When we meet him again, in So Disdained/The Mysterious Aviator, set about two years later, he is in many ways a different man, married to Joan Stevenson and apparently secure and settled in his work. Yet those same elements of toughness and situational morals are still very present; he has no qualms about beating a prisoner in custody to extract information from him, and indeed, in the last pages of the story, he shoots a man in the back without hesitation.
In our final meeting, in Lonely Road, set about four years later, he seems to have finally cast off his insecurities about the social divide, and with it, the tough, two-fisted persona that went with it. Now Sir Philip Stenning; his reward for completing a dangerous round-the-world flight in all the traditions of Johnson, Mollison and Earhart; his place in polite society is assured. He is not above discomfort, danger and hard labour when it is called for, and his ethics remain very situational, yet the tough, careless side of his persona is gone.
Stenning is interesting as a character, not just because of the insight that we get into young men of that sort in those times, but also because of the development that we see in Shutes characters in three novels spread over six years; the only such opportunity that we get in all his novels.

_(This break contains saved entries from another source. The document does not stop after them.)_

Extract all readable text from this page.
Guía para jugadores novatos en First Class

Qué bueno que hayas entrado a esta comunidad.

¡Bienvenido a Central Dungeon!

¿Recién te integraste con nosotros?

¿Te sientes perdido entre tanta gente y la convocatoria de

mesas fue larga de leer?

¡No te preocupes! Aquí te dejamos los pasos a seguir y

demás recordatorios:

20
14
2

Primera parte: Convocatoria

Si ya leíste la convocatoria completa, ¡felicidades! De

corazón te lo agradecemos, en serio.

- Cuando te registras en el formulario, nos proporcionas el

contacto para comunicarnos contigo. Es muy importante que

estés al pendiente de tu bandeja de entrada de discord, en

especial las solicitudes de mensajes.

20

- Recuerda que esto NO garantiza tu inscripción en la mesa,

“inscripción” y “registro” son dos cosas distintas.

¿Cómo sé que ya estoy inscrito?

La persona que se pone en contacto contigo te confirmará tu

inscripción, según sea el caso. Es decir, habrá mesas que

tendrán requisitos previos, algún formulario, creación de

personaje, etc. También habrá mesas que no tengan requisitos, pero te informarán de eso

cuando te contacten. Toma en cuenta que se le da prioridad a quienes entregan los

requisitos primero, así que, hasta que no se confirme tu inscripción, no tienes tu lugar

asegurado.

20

In many ways, his development parallels that of Shute's own life at that time, and it is perhaps not too much of a stretch to say that Stenning is what Shute would have wanted to be, had he had the physique and the upbringing that would have led him that way. But Shute is Stephen Morris; the product of a good family, an Oxford graduate; and his development is in a direction different than Stenning could ever take.
It is easy to dismiss Stenning as just another example of the square-jawed, two-fisted action hero so popular in the fiction of the 20's and 30's; another Bulldog Drummond, Dick Tracy or Sam Spade, only wearing a pilot's helmet and goggles instead of a suit and a roscoe. Such comparisons are easy because of the dated language and social mores of the time which fill the narrative, and to be sure, Stenning's character borrows from comparable contemporary fiction heroes. But to do so is to overlook the considerable character development which went into creating him, which may be seen as a sign of Shute's growing skill at painting his characters as complete persons, where similar contemporary heroes are merely predictable automatons used to center a plot and move it along. And, in each of the three major novels in which he appears, Stenning is a central part of the moral and ethical dilemmas on which the plot turns; when each story reaches its central question of the right thing to do vs the legal, moral or socially-accepted thing, Stenning is there in the middle of the question.